Gehörte sie zu dieser fremden Mannschaft? Seit wann ließen die Frauen zu? Das war alles so verwirrend. Greo stöhnte gequält. Er schien blind und taub für ihre Reaktion geworden zu sein. In seinem Zustand drehte sich alles in seinem Hirn um sich selbst. Immer und immer wieder sah er jemanden vor sich stehen, der ihn anschrie. Immer und immer wieder sah er sich am Boden kauern und nach einem Ausweg suchen. Wieso hörte das nicht einfach auf? Schwächelnd ließ seine Muskelspannung nach und er lag für einen Moment still, atmete kaum mehr hörbar durch den Mund und bekam einen leeren Blick. „Zu Hause.“, formten seine Lippen, aber es kam beinahe kein Ton. „Nich weg. Nich weit.“ Stumme Tränen kullerten aus seinen Augenwinkeln. „Su weit. Ich komm nie surück. Gefangen. Ihr habb gefangen. Monser. Ihr Monser.“, stammelte er und verschluckte dabei den einen oder anderen Buchstaben. Er sah sie an, mit einer Mischung aus Trauer und Wut und endloser Verwirrung. „Lüge. Nur Lügen.“
Allmählich sickerte es in Shanayas Bewusstsein, dass sie Nichts für ihren Freund tun konnte, außer zu warten, dass es ihm besser ging. Er hatte Schläge auf der Hinterkopf bekommen, hatte schwerwiegende Verletzungen... und sie konnten vermutlich froh sein, wenn er überhaupt wieder auf die Beine kam.
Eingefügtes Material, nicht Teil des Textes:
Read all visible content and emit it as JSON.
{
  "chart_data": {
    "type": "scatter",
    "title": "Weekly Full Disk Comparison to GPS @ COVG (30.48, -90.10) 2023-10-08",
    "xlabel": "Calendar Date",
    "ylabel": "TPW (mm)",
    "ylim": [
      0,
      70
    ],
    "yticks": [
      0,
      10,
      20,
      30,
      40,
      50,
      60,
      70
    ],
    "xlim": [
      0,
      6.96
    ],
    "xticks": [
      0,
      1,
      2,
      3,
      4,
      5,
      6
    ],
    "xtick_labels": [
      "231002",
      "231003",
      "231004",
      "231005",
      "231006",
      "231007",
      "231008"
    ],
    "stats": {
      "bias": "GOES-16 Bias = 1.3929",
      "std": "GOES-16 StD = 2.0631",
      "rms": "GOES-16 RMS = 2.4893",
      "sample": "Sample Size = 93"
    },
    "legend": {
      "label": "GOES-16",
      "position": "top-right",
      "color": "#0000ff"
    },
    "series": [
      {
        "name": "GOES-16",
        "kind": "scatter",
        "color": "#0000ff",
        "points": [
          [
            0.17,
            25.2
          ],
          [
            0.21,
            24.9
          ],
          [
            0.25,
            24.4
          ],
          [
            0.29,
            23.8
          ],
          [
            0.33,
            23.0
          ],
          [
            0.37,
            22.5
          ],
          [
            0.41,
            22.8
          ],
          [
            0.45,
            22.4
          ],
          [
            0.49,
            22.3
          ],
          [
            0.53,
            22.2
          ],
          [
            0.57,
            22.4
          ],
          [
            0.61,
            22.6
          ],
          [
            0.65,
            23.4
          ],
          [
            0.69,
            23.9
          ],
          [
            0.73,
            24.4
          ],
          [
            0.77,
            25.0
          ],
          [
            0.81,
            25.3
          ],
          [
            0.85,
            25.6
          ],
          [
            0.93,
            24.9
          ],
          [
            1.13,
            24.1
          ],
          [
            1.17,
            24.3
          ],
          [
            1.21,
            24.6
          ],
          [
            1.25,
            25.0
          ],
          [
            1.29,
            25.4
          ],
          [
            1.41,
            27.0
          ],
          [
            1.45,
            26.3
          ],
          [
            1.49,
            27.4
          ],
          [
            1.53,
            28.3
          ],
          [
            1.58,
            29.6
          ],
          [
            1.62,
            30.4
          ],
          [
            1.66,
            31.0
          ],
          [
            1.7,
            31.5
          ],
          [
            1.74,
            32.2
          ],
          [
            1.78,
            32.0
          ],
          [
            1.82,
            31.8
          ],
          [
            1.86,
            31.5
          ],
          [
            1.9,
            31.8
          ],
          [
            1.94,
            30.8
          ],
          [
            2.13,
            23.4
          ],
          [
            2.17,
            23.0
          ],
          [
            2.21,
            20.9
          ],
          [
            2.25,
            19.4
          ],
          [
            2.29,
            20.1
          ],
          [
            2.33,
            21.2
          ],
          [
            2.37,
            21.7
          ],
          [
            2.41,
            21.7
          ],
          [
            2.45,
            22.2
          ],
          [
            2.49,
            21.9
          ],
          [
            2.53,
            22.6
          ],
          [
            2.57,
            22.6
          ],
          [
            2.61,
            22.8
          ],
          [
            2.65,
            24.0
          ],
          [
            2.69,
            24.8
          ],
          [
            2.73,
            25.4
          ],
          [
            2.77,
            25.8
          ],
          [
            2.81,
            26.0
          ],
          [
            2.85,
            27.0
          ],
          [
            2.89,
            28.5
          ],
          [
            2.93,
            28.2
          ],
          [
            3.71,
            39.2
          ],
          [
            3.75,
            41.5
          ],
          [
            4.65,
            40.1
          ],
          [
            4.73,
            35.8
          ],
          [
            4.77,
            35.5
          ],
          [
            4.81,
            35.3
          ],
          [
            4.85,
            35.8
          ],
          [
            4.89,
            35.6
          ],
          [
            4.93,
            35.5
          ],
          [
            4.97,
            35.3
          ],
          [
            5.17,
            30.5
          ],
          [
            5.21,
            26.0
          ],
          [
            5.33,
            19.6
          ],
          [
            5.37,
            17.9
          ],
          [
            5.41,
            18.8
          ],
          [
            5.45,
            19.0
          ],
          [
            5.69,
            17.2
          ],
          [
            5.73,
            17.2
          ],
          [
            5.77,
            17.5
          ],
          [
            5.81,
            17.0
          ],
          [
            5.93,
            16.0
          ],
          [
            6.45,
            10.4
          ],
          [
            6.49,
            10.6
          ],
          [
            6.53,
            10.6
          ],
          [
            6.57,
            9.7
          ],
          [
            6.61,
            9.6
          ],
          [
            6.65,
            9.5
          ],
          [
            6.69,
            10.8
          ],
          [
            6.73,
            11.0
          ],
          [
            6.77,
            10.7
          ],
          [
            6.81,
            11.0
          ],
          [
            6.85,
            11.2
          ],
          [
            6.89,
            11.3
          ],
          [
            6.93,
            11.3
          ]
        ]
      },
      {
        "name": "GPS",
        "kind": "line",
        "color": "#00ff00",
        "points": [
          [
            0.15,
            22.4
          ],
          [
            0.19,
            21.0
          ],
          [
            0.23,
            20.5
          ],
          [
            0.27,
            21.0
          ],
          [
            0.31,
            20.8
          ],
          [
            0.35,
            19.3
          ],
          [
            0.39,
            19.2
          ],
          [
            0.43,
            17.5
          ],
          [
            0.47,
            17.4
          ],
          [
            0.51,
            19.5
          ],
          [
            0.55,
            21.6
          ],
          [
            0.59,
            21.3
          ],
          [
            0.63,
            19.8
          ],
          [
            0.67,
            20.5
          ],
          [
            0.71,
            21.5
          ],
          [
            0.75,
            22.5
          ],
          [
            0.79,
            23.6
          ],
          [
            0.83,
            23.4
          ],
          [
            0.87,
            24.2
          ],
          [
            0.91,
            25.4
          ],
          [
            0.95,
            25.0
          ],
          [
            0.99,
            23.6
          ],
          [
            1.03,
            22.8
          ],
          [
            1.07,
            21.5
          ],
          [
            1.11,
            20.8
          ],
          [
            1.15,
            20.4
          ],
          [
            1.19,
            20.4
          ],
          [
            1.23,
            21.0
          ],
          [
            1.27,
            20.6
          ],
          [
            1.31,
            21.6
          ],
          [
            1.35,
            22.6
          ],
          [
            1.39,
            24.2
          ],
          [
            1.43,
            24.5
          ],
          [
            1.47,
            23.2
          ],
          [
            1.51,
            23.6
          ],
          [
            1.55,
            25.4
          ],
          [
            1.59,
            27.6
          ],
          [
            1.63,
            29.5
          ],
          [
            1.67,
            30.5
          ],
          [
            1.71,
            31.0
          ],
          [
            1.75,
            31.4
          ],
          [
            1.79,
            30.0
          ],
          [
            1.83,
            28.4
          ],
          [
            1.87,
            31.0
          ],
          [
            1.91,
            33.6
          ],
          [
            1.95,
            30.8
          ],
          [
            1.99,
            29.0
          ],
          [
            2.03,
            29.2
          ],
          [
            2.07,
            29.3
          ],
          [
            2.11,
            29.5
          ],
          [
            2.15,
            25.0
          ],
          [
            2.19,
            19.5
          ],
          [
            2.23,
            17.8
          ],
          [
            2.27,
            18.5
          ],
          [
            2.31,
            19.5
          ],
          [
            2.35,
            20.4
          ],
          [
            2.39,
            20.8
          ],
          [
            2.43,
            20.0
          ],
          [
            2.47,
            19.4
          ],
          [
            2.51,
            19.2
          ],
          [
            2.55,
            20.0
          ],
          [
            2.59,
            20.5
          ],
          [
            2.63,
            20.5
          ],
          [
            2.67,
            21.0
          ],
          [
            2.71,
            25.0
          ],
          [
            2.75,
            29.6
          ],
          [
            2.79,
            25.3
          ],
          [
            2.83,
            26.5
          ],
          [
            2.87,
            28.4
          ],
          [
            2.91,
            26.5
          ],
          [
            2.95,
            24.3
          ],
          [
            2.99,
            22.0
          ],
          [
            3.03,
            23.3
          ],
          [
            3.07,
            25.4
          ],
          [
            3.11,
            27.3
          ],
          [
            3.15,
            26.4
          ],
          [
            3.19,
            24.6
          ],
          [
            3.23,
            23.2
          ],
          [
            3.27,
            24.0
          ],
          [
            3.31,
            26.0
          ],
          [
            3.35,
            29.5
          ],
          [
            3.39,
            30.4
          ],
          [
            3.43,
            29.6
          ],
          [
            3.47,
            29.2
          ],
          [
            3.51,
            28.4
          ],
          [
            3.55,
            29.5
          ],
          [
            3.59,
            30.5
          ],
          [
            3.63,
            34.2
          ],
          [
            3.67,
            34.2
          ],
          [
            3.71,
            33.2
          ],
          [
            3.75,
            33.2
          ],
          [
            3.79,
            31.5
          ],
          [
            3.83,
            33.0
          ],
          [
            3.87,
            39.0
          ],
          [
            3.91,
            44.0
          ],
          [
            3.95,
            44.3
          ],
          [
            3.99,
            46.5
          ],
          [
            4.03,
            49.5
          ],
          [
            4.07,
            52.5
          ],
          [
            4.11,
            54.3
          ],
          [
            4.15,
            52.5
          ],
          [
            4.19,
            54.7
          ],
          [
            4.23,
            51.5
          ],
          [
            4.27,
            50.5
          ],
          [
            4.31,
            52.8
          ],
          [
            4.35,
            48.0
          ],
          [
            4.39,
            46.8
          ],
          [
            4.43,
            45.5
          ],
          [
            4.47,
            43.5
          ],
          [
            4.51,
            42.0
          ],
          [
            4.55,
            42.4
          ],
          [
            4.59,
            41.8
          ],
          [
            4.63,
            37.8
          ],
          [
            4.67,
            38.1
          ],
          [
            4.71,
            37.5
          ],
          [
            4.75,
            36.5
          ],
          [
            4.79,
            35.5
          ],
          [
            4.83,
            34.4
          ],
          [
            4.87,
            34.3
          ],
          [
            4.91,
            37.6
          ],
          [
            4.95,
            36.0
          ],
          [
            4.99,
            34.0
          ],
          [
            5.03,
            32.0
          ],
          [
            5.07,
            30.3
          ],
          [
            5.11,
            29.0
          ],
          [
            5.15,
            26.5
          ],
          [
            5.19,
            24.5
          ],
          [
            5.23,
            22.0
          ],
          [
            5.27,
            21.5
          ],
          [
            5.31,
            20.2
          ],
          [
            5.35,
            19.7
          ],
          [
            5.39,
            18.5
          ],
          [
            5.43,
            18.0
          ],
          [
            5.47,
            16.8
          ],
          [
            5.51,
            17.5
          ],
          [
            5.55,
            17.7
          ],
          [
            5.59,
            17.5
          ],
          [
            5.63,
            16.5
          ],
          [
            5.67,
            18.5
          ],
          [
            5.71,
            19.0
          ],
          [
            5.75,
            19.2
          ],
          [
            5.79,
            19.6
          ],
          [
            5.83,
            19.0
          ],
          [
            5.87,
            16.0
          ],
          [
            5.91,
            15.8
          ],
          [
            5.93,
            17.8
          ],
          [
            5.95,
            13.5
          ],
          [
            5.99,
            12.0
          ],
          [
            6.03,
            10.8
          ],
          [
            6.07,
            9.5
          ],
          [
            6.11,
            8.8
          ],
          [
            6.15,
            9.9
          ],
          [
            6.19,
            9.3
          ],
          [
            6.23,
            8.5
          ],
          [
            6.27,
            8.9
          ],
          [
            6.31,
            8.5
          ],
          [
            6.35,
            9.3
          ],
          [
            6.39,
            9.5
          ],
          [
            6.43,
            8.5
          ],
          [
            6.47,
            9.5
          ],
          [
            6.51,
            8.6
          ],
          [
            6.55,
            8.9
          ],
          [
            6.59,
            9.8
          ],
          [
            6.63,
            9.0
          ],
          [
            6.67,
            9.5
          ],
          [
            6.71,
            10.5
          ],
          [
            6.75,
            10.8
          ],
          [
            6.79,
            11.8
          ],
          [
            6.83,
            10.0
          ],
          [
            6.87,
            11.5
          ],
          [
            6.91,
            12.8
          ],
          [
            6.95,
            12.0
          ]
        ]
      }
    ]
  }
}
Mit einem kräftigen Schütteln ihres Kopfes verjagte Shanaya diesen Gedanken, atmete einige Male tief durch, um sich zu beruhigen. Sie konnte Greo nicht helfen – schön. Sie konnte es nicht ändern, aber sie konnte stark für ihn bleiben. Ihr Lächeln blieb also, sie rieb mit dem Arm über ihre Augen. Seine Worte versuchte sie möglichst sachlich aufzunehmen, was ihr jedoch nur halb gelang. „Ich verspreche dir, dass dir Nichts passieren wird. Niemand hier wird dir etwas tun. Wir bringen dich nach Hause, egal, wie weit es noch ist.“ Sie wiederholte sich, aber ihr gingen auch einfach die Ideen aus.